Ему устроили несколько литературных вечеров. Два-три раза он сходил в тель-авивское кафе «Касит»[668]
, где собиралась богема, но почувствовал себя чужим. К тому же больше десяти лет он не писал ни строчки. Обсуждать чужие стихи? Этим он насытился по горло еще в юности. Сейчас надо было как-то зарабатывать на жизнь, найти крышу над головой.Работа Леи в конце концов позволила взять в банке ссуду, Кнут купил под Тель-Авивом маленькую квартирку в двухэтажном доме и почти сразу отдал Йоси в интернат в Бет-Шемеш.
«Лея хотела, чтобы я жил с ними, но папа сказал: „С чего это вдруг он будет с нами!“ Почему он так сказал? Папа был эгоцентриком, и сейчас я понимаю, как хорошо, что я не рос у него в доме. С другой стороны, ему было ужасно трудно не только материально. В Израиле люди не знали, кто такой Довид Кнут», — вспоминает Йоси.

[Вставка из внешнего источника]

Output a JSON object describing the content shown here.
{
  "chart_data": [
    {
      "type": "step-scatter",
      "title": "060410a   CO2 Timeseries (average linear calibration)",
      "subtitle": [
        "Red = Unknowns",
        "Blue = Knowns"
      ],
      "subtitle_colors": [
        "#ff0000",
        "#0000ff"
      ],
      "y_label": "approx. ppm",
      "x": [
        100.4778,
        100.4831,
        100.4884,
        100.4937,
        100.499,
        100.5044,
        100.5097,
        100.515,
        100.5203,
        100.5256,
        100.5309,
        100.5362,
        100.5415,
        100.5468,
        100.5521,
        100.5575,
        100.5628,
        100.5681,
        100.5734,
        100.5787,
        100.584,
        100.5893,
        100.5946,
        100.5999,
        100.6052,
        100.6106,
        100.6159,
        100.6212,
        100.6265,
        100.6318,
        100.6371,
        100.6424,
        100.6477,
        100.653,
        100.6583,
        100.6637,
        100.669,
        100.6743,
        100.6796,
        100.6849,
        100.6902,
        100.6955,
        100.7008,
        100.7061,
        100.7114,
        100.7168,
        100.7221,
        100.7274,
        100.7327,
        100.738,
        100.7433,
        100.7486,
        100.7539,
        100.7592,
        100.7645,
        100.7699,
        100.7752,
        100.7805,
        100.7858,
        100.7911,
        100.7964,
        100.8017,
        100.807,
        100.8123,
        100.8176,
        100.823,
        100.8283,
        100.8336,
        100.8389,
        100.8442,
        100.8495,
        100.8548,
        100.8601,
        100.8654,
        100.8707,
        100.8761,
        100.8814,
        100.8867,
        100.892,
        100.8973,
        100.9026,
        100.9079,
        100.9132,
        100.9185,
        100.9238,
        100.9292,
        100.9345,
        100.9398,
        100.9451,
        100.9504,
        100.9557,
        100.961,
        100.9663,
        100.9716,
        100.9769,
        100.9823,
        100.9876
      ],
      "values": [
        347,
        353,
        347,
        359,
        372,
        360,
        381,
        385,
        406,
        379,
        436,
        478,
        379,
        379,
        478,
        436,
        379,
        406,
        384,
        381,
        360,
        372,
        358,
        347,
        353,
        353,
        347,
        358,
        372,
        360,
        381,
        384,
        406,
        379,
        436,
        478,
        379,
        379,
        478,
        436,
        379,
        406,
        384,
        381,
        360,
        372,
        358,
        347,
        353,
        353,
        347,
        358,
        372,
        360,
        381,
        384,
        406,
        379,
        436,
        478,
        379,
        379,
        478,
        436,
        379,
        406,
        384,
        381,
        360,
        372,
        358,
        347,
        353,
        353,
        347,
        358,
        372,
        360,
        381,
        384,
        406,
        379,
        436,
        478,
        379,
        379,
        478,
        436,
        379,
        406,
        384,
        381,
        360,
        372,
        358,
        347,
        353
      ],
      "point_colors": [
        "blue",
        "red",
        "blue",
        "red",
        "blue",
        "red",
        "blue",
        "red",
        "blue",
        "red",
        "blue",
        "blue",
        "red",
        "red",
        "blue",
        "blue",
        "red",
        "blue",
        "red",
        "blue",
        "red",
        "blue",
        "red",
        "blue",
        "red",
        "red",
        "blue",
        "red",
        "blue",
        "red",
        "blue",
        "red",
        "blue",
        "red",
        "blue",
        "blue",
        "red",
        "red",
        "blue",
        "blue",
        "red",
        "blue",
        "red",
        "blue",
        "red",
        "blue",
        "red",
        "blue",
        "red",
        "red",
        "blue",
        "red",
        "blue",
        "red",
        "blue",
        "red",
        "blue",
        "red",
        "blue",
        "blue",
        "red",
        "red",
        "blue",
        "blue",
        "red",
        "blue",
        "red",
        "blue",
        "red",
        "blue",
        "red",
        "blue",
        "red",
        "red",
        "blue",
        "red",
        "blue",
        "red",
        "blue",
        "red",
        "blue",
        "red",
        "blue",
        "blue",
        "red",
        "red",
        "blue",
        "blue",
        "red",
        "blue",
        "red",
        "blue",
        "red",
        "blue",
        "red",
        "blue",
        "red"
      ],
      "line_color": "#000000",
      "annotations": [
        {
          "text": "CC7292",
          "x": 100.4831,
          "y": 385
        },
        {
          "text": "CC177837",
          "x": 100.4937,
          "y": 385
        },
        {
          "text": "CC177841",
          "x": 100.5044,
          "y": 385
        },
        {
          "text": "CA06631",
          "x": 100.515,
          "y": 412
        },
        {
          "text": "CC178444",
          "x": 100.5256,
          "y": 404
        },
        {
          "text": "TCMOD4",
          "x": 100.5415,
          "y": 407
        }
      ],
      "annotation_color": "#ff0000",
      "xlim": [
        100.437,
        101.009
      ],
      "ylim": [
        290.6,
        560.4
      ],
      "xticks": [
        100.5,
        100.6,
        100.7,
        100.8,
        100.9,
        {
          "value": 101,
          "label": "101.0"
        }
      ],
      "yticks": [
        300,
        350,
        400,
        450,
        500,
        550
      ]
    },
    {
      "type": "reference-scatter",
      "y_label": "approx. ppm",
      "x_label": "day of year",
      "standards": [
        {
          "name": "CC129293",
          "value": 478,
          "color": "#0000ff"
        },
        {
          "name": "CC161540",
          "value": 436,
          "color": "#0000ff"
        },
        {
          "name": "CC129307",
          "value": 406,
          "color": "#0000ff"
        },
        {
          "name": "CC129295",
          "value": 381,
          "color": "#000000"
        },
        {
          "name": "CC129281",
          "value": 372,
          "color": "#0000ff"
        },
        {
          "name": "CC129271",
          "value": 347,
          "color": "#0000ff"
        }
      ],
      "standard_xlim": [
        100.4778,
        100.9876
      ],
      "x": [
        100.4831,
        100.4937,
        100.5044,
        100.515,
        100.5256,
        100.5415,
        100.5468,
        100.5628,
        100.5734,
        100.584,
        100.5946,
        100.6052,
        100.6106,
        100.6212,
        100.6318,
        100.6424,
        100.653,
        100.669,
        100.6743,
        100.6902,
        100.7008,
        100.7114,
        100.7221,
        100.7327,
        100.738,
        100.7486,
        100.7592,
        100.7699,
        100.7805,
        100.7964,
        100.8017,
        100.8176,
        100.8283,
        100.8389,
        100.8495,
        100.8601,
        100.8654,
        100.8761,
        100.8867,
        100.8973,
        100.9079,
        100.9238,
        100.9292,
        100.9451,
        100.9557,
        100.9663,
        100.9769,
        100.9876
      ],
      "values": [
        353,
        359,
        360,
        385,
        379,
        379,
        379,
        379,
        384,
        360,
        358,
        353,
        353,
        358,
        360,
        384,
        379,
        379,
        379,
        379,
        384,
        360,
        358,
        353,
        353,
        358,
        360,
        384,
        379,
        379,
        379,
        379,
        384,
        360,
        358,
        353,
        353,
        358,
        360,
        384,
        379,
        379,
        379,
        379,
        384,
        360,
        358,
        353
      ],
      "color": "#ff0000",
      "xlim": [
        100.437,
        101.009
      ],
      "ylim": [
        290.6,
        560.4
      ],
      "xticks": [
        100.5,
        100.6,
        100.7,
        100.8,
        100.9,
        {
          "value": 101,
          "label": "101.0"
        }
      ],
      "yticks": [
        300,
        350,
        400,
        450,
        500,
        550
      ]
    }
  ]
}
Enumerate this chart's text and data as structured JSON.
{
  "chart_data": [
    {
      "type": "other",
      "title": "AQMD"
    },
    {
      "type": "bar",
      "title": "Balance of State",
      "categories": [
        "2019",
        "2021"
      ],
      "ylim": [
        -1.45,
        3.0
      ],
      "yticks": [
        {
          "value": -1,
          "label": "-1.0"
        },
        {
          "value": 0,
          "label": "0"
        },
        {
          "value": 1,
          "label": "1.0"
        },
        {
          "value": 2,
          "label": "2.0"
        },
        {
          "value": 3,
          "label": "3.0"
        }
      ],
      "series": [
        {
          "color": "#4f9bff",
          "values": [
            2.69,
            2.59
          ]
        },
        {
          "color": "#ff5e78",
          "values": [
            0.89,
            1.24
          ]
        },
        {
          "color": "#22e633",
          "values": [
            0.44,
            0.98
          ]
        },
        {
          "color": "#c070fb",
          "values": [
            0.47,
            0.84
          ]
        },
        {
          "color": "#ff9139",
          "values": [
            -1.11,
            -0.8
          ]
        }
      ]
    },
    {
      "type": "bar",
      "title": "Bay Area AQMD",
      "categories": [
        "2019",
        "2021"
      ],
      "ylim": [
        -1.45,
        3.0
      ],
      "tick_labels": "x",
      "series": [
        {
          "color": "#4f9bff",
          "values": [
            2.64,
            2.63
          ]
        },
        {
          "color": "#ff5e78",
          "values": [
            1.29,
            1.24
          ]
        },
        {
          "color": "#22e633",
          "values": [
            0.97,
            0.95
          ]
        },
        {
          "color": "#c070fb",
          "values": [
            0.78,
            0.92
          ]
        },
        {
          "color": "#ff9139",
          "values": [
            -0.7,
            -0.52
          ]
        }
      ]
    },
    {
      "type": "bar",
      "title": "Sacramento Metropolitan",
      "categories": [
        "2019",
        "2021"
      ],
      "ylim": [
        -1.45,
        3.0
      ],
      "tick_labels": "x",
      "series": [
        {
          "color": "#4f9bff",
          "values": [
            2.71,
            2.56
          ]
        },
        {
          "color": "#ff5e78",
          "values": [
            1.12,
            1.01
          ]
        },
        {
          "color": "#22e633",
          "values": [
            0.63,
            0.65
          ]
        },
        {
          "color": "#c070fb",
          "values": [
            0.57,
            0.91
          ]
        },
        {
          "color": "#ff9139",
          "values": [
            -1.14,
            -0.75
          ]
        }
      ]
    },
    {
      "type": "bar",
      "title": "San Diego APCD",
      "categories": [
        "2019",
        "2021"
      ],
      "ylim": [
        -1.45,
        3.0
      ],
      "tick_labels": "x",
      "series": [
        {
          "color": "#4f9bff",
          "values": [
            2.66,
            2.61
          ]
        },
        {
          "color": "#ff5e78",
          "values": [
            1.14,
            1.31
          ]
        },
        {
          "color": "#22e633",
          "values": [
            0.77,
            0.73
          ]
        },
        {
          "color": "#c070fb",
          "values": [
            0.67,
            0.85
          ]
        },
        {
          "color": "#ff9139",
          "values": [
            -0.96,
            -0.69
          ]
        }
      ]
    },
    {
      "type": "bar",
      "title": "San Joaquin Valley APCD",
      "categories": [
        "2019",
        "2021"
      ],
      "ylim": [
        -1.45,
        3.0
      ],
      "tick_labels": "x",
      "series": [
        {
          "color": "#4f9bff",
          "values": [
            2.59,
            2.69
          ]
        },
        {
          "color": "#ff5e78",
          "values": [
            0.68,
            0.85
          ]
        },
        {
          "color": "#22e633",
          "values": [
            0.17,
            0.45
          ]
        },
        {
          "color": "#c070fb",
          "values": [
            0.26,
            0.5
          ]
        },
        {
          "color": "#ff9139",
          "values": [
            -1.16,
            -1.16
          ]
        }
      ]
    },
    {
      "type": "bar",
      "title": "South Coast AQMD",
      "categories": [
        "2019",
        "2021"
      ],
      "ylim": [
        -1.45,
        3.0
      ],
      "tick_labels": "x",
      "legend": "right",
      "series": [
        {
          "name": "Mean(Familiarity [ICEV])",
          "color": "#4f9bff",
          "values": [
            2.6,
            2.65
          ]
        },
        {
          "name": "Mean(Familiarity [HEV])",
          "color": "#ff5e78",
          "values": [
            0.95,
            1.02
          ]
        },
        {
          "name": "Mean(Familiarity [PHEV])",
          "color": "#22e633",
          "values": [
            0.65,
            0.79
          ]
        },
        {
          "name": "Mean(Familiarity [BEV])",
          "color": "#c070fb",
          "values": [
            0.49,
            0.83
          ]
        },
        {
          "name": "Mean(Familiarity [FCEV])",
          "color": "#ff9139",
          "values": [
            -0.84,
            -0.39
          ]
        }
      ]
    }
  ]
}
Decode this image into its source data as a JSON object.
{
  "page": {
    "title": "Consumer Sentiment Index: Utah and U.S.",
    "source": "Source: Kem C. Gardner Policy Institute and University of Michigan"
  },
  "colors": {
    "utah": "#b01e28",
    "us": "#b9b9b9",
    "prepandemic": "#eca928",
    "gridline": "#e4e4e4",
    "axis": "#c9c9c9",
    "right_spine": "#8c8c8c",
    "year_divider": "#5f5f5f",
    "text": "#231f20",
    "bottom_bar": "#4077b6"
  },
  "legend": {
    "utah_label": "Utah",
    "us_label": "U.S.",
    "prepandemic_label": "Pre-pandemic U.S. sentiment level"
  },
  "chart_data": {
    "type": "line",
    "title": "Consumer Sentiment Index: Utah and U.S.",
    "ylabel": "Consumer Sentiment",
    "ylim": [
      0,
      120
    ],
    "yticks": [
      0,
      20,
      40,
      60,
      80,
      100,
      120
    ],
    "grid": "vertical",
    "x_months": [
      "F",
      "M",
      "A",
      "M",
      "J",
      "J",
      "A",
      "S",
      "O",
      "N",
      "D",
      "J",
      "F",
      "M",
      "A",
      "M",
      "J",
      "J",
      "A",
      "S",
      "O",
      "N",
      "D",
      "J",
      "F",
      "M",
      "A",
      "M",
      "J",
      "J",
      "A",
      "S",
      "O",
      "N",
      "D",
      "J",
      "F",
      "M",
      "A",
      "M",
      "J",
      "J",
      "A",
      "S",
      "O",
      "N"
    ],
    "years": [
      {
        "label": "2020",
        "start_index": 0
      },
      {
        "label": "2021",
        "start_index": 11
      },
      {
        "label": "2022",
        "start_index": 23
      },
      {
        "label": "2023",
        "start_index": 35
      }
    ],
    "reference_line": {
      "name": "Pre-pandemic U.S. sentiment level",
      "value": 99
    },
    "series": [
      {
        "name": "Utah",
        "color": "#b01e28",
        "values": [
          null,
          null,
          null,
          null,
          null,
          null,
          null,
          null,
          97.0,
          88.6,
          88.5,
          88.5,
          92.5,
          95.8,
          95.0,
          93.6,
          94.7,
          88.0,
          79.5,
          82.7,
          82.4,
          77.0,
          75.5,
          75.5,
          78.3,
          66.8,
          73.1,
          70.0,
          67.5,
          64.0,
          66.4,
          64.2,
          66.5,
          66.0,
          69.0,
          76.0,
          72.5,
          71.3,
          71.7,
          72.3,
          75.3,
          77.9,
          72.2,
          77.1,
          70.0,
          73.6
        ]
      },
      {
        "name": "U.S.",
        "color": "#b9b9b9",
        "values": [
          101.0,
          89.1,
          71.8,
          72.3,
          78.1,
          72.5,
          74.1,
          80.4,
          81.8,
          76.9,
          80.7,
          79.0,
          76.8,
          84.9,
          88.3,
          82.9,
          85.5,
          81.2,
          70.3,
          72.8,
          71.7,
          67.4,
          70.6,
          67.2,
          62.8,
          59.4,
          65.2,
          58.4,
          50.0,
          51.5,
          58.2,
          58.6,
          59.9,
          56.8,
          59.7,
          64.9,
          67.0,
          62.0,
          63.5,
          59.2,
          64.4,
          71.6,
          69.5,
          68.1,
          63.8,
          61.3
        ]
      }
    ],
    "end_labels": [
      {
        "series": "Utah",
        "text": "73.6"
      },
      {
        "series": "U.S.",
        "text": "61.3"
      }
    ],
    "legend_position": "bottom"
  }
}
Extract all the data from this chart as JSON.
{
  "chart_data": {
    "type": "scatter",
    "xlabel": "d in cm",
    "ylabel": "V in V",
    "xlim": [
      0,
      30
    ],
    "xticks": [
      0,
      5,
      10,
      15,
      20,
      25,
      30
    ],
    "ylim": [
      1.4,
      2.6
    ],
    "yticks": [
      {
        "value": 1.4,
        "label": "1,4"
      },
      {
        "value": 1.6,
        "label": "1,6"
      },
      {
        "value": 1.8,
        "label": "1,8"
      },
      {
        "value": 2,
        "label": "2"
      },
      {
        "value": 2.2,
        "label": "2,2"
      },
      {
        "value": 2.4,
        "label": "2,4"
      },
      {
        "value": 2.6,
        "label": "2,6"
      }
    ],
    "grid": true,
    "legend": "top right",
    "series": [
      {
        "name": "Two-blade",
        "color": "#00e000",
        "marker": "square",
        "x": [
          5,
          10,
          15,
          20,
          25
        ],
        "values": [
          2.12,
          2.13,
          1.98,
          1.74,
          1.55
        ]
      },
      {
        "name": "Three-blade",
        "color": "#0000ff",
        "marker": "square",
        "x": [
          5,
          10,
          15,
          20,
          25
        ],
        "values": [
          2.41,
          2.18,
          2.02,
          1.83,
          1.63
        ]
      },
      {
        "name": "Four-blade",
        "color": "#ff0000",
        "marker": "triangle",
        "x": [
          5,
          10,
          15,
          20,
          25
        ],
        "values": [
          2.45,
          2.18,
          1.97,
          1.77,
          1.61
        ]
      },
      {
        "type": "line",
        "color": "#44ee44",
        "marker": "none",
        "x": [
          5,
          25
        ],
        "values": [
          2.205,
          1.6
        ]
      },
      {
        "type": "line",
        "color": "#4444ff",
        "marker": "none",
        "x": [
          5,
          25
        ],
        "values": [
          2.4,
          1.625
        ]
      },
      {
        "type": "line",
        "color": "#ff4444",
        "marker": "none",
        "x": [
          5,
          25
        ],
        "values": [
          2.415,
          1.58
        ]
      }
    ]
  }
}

А когда Йоси был еще маленьким, он написал о своей маме:
У всех соседей, многие из которых пережили Катастрофу, были маленькие приусадебные участки. Квартиру напротив занимал литератор Марек Дворжецкий. «Мы жили дверь в дверь, — вспоминал он. — И наши участки тоже были рядом. Целый день Кнут работал допоздна — полол, поливал и радовался как ребенок первым росткам редиски, капусты, кабачков. Все соседи ужасно старались, чтобы и у них так же росло, как у него. Он ходил почти неслышно. И всегда молчал, будто был погружен в бесконечные воспоминания о прошлом, о котором не любил рассказывать. Он стал очень замкнутым. Центром жизни для него была жена Лея. Как он волновался на каждой ее премьере, как ждал каждой рецензии (…) По вечерам они гуляли, говорили о театре, о стихах. Но глаза у Кнута всегда были печальные, а улыбка — горькая. По всей видимости, он тяготился тем, что его литературная звезда уже на закате. Верил он только в звезду Леи. Он был (…) легко ранимым, грустным и мудрым, как его стихи»[670]
.Лея получала в «Габиме» девяносто пять лир и всякий раз занимала у костюмерши пять лир до зарплаты. Но и с пятью лирами денег не хватало. Почти круглый год они кормились у Евы. По пятницам получали приглашение на ужин от своих знакомых Хаима и Рахели Кригер, владевших туристическим бюро.
Кнут пытался писать прозу. Еще до войны он подготовил сборник автобиографических рассказов «Бычий край» и роман. Ни от сборника, ни от романа не осталось и следа. В Израиле он начал писать по-русски новый роман, где собирался проследить связь между ТАНАХом и будущим еврейского народа, но очень скоро Лея увидела, как он рвет написанное. На ее изумленное «почему?» он только пожал плечами: кому, мол, это нужно?
В 1952 году Лея перешла в Камерный театр. На каждую премьеру Кнут приходил с цветами. Иногда ему с трудом верилось, что когда-то, где-то там в Париже, и он выступал на сцене, читал свои стихи… Теперь его стихи стоят на полке, а на него часто нападает хандра. Он записался в русскую библиотеку; по его просьбе, Гингер присылал ему из Парижа уже прочитанные русские газеты и журналы. Знакомые имена ненадолго побудили его взяться за перо, и он рассказал израильтянам о своей молодости в «русском» Париже двадцатых-тридцатых годов в серии статей «На полях одной страницы из истории литературы», не думая о том, что он сам и есть та парижская «русская эмиграция», которая переехала в Израиль.
Эта серия в переводе на иврит публиковалась в ежедневной газете «ха-Арец».
Кнут-публицист сразу же обратил на себя внимание. Особенно в таких зарисовках, как «Русский Монпарнас в Париже», «Бунин в быту», «С Ходасевичем, Мережковским и Гиппиус», «Встреча с Ремизовым», «Константин Бальмонт». Но эти же зарисовки стали последней попыткой Кнута что-либо писать. В самом деле, долго ли можно питаться прошлым! А главное — он был уже неизлечимо болен.
Только когда они с Леей бывали у Евы, когда из Беэр-Шевы к ним приезжала Бетти и особенно когда Кнут навещал в интернате Йоси, он как-то еще держался.